Le donne vogliono un cambiamento sostenibile. Più degli uomini
Economia e finanza, sostantivi femminili. Eppure c'è ancora troppo poco di femminile nel mondo dell'economia e della finanza. Ogni lunedì un nostro commento
Secondo recenti dati diffusi dalla Commissione europea, la retribuzione oraria delle donne nei Paesi membri è, ancora oggi, mediamente inferiore a quella degli uomini (del 16%).
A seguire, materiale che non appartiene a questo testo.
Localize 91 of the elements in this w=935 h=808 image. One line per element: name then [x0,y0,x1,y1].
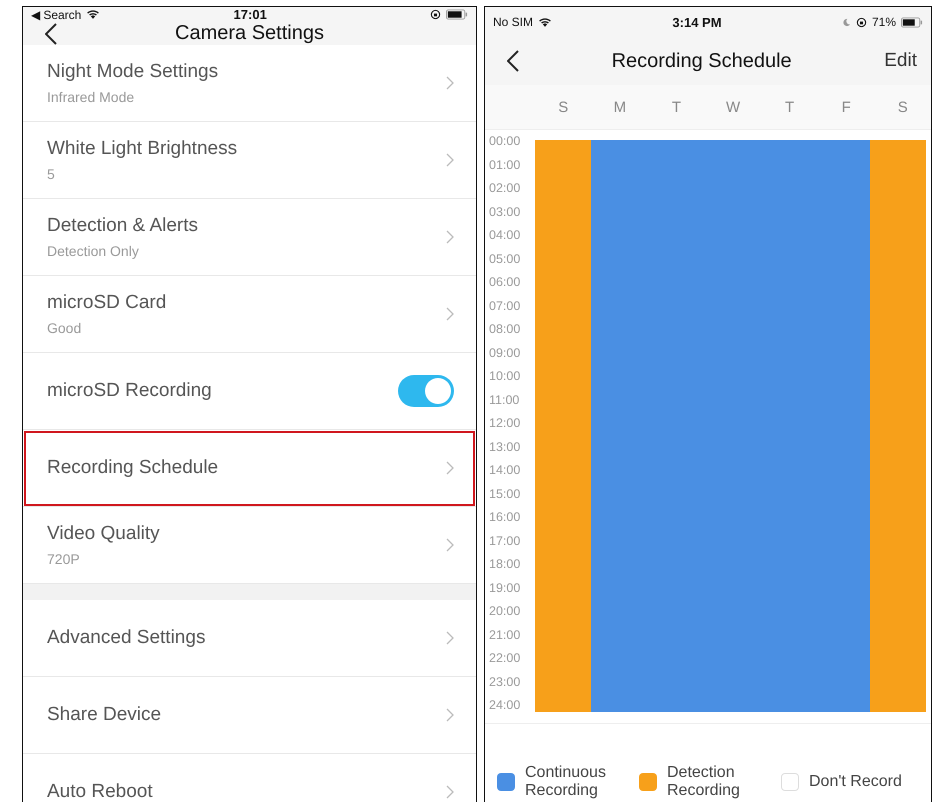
schedule-day-column[interactable] [870,140,926,712]
setting-value: Good [47,320,82,336]
hour-label: 23:00 [488,676,522,690]
hour-label: 07:00 [488,300,522,314]
carrier-label: No SIM [493,15,534,29]
weekday-label: F [840,98,852,116]
setting-label: Detection & Alerts [47,215,200,237]
battery-icon [446,9,468,20]
legend-swatch [781,772,799,790]
setting-value: Detection Only [47,243,140,259]
toggle-switch[interactable] [398,375,454,407]
setting-value: 720P [47,551,81,567]
hour-label: 24:00 [488,699,522,714]
battery-percent: 71% [872,15,896,29]
screen-title: Recording Schedule [610,50,793,72]
settings-row[interactable]: Advanced Settings [23,600,476,677]
hour-label: 18:00 [488,558,522,573]
schedule-day-column[interactable] [535,140,591,712]
hour-label: 16:00 [488,511,522,526]
status-time: 17:01 [232,7,268,22]
setting-label: White Light Brightness [47,138,238,160]
hour-label: 19:00 [488,582,522,596]
wifi-icon [538,16,552,28]
weekday-label: W [724,98,742,116]
settings-row[interactable]: Auto Reboot [23,754,476,802]
hour-label: 13:00 [488,440,522,456]
hour-label: 12:00 [488,417,522,432]
hour-label: 01:00 [488,158,522,174]
hour-label: 10:00 [488,370,522,385]
chevron-right-icon [446,631,454,645]
hour-label: 15:00 [488,488,522,502]
setting-label: Night Mode Settings [47,61,220,83]
back-to-app-link[interactable]: ◀ Search [31,8,82,22]
settings-row[interactable]: microSD Recording [23,353,476,430]
setting-label: Advanced Settings [47,627,206,649]
orientation-lock-icon [856,16,867,28]
hour-label: 00:00 [488,135,522,150]
weekday-label: S [557,98,570,116]
settings-row[interactable]: Detection & Alerts Detection Only [23,199,476,276]
setting-value: Infrared Mode [47,89,136,105]
back-icon[interactable] [507,50,519,72]
orientation-lock-icon [430,9,441,20]
hour-label: 22:00 [488,652,522,667]
edit-button[interactable]: Edit [884,50,917,72]
hour-label: 03:00 [488,206,522,220]
setting-label: Share Device [47,704,162,726]
hour-label: 02:00 [488,182,522,197]
hour-label: 20:00 [488,605,522,620]
chevron-right-icon [446,538,454,552]
settings-row[interactable]: Recording Schedule [23,430,476,507]
screen-title: Camera Settings [174,22,325,45]
weekday-label: M [612,98,628,116]
settings-row[interactable]: White Light Brightness 5 [23,122,476,199]
moon-icon [842,18,851,26]
chevron-right-icon [446,76,454,90]
settings-row[interactable]: Night Mode Settings Infrared Mode [23,45,476,122]
setting-label: Recording Schedule [47,457,220,479]
settings-row[interactable]: microSD Card Good [23,276,476,353]
weekday-label: T [784,98,796,116]
setting-label: microSD Card [47,292,168,314]
back-icon[interactable] [45,22,57,44]
hour-label: 04:00 [488,229,522,244]
chevron-right-icon [446,153,454,167]
chevron-right-icon [446,708,454,722]
setting-label: microSD Recording [47,380,213,402]
hour-label: 17:00 [488,534,522,550]
setting-label: Auto Reboot [47,781,154,802]
status-time: 3:14 PM [671,14,723,30]
hour-label: 05:00 [488,252,522,268]
hour-label: 14:00 [488,464,522,479]
setting-value: 5 [47,166,56,182]
weekday-label: T [670,98,682,116]
schedule-day-column[interactable] [590,140,647,712]
legend-label: Detection Recording [667,764,741,800]
chevron-right-icon [446,785,454,799]
hour-label: 08:00 [488,323,522,338]
chevron-right-icon [446,230,454,244]
legend-label: Continuous Recording [525,764,607,800]
hour-label: 11:00 [488,394,520,408]
wifi-icon [86,9,100,20]
schedule-day-column[interactable] [814,140,870,712]
hour-label: 09:00 [488,346,522,362]
settings-row[interactable]: Share Device [23,677,476,754]
legend-label: Don't Record [809,772,902,790]
hour-label: 21:00 [488,628,522,644]
weekday-label: S [896,98,909,116]
chevron-right-icon [446,307,454,321]
hour-label: 06:00 [488,276,522,291]
chevron-right-icon [446,461,454,475]
setting-label: Video Quality [47,523,161,545]
battery-icon [901,16,923,28]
Solo il 67% delle cittadine ha un’occupazione, contro il 78% della controparte maschile, e le pensioni “rosa” risultano più basse del 30,1%. Un contesto che, lo scorso anno, ha reso necessaria la definizione di una strategia comunitaria per la parità di genere 2020-2025, che stabilisce obiettivi politici e azioni per compiere progressi concreti e conseguire, al contempo, gli Obiettivi di sviluppo sostenibile nelle Nazioni Unite.
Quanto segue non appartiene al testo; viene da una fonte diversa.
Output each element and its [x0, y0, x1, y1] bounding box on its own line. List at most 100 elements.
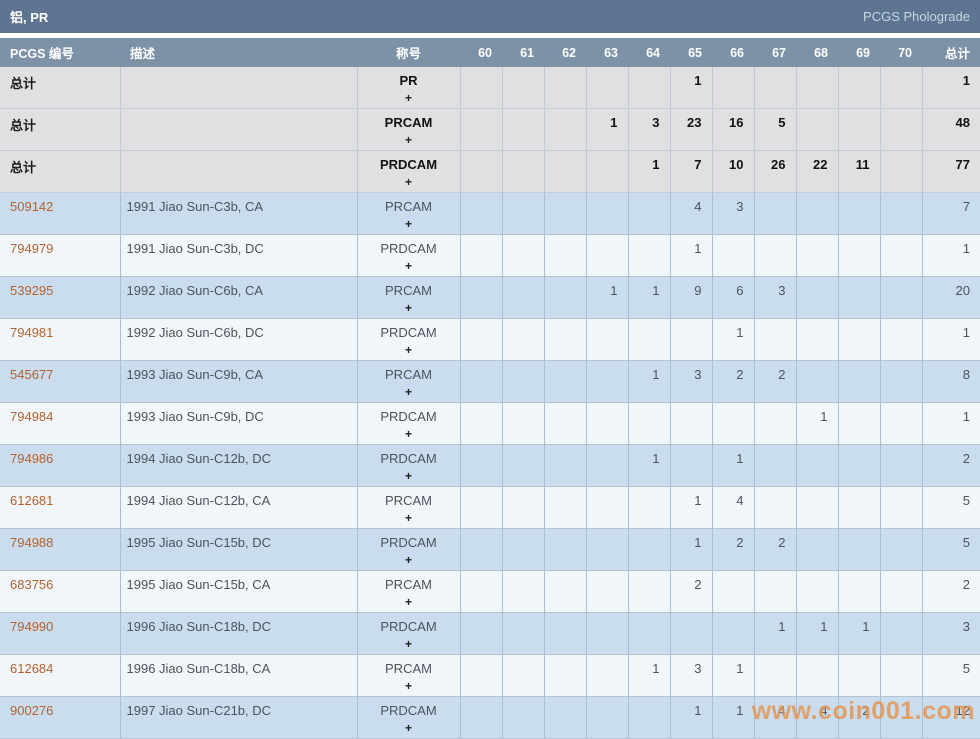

Francesco Bicciato, segretario generale del Forum per la finanza sostenibile, in occasione del webinar “Finanza sostenibile e goal 5: affinità elettive”, ha spiegato il nesso logico della scelta di una strategia congiunta: «Abbiamo ampiamente dimostrato come le tematiche sostenibili siano molto più vicine al modo di agire del mondo femminile. E anche la conoscenza dei criteri ESG (ambientali, sociali e di governance) risulta più forte tra le donne che tra gli uomini. Non si tratta di una gara, ma di un modo per continuare a sottolineare il fatto che, senza uno sforzo deciso per colmare il gender gap e il financial education gap, non può esserci sostenibilità».
Anche perché il 77% delle donne che lavorano, risparmiano e investono considera prioritarie proprio le tematiche ambientali, sociali e di governance (un dato di otto punti percentuali superiore rispetto a quello degli uomini). Credono inoltre fermamente nell’opportunità di aumentare il profitto dei propri investimenti con i criteri ESG. Insomma, le donne e la loro voglia di rivalsa in un mondo ancora troppo intriso di ingiustizia sociale risulterebbero oggi i migliori “azionisti del cambiamento”. Anche sul fronte degli investimenti green.
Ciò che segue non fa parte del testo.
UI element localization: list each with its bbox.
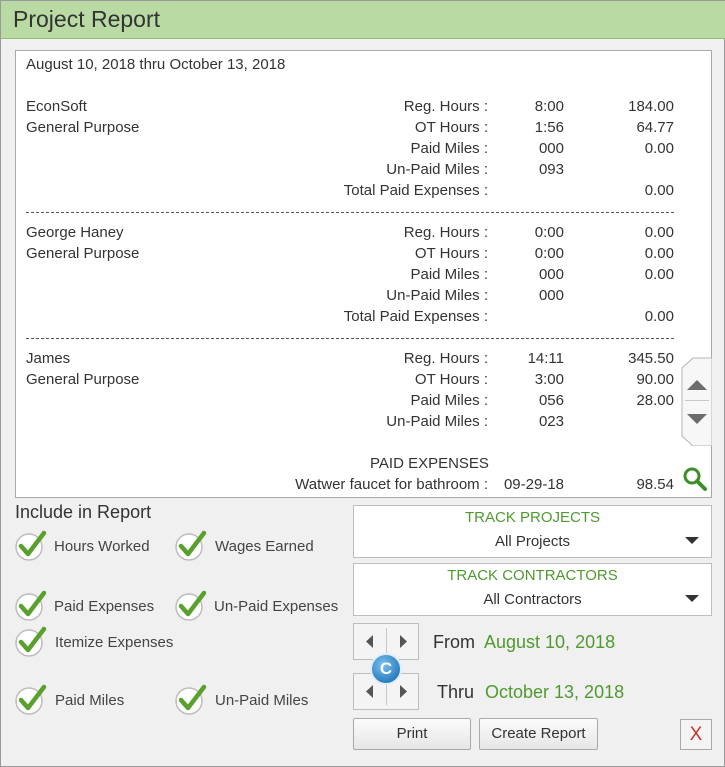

Bene quindi che si riconosca a livello europeo che lo sviluppo economico, nel suo complesso, dipende da una piena inclusione sociale, lavorativa e finanziaria delle donne. Ora occorre lavorare affinché queste possano essere le risparmiatrici e le investitrici di domani. Anche attraverso un nuovo bilanciamento delle componenti del concetto di ESG.
Fino ad oggi, infatti, la “E” di ambientale (environmental) ha prevalso. Ed è mancato un significativo intervento sulla “S” di social (si stima un gap tra i 2mila e i 4mila miliardi di dollari di investimenti necessari su questo fronte). Infine, la “G” di governance, forse il fattore maggiormente trainante a livello strategico, potrebbe dettare nuove linee guida. A partire dalla presenza delle donne nei board o dalla parità retributiva. Il progredire dei tre elementi, tutti assieme, potrà essere i motore del cambiamento, e il carburante potrebbe essere il valore aggiunto della parità di genere.